Then she softened, and put her arms round her sister.

“Don’t make it so hard for me, Nell,” she said, almost with tears in her eyes; “there’s nothing in moderation I’d try to stop you, but you really must see I can’t let you grow intimate with these people.”

But Nellie had not responded with her usual sisterly hug and kiss. She wriggled away from the encircling arms and gave a little impatient toss of her head.

“What a fuss you make about things, Meg!” she said pettishly. “I do wish you’d leave me alone! I’m not a child, and I’m not going to be ordered about like one.”

[186]
]
Then came the next war.

Cards for a dinner-party arrived from the “unsnubbable” Brownes—Bunty’s adjective.

“Put them in the fire,” Pip said. “No answer is the best for such people.”

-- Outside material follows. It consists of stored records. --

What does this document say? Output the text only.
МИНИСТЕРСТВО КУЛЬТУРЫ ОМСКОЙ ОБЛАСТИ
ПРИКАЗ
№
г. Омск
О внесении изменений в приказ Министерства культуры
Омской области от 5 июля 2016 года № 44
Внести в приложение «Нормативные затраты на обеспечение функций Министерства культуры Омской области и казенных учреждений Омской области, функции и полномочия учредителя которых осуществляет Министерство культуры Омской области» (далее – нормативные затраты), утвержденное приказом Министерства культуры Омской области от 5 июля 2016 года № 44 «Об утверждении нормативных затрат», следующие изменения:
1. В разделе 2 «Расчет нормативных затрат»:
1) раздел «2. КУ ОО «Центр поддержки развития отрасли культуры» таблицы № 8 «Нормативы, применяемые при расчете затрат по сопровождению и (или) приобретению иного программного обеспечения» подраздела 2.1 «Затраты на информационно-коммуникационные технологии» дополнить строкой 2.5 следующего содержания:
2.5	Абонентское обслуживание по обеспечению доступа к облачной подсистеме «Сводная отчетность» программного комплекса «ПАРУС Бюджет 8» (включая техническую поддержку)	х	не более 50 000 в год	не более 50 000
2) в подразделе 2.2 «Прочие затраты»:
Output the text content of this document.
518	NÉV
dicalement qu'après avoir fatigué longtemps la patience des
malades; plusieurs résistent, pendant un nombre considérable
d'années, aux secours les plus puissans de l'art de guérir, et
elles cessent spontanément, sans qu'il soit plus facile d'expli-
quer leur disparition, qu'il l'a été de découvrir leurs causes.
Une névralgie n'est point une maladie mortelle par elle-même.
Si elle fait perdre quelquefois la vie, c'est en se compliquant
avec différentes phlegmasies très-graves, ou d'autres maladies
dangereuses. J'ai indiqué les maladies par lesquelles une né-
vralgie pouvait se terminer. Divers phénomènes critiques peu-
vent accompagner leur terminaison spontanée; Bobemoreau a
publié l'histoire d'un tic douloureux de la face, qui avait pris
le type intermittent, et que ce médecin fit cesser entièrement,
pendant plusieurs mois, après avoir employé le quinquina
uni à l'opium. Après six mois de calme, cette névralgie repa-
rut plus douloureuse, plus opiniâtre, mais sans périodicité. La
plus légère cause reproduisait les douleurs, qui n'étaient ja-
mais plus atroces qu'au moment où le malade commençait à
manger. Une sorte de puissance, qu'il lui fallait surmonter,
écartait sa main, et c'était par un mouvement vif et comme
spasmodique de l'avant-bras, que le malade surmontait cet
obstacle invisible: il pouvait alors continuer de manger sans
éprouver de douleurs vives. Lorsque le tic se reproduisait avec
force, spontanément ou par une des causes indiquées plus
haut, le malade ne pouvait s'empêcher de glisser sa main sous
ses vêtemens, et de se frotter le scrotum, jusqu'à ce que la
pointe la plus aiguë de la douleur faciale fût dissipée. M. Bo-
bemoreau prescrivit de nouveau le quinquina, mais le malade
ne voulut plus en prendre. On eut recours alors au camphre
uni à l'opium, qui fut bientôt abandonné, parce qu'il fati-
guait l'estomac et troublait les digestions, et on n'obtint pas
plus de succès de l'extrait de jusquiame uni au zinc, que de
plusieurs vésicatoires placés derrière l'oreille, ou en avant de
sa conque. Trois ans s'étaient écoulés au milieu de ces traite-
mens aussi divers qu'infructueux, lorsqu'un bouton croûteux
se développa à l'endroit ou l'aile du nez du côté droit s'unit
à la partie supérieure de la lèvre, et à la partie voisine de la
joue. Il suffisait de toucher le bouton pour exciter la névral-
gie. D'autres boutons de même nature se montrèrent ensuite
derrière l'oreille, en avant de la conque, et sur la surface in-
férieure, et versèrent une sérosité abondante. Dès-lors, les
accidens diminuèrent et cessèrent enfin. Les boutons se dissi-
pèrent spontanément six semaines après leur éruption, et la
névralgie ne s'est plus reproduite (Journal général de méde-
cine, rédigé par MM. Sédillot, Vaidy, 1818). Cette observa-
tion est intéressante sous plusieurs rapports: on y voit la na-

If there had been some pretty faces among the feminine portion of the Browne household Pip would not have been so scornful of the overtures, but the girls were each and all undeniably plain. For the days that intervened between the arrival of the cards and the date of the dinner-party Meg was exceedingly busy.

She had a dressmaker in the house making winter frocks for Poppet and Essie; that took up much of her time. Besides this, two great cases of quinces and apples had been sent to them from Yarrahappini, and, with Martha’s help, she was converting them into jam and jelly.

Bunty also had been unwell, and from school a day or two, and Peter had one of his perverse fits upon him. She had not had time to give the Fitzroy-Brownes as much as a passing thought; and as the new daily governess made no complaint about Nellie’s morning studies she concluded all was going on well.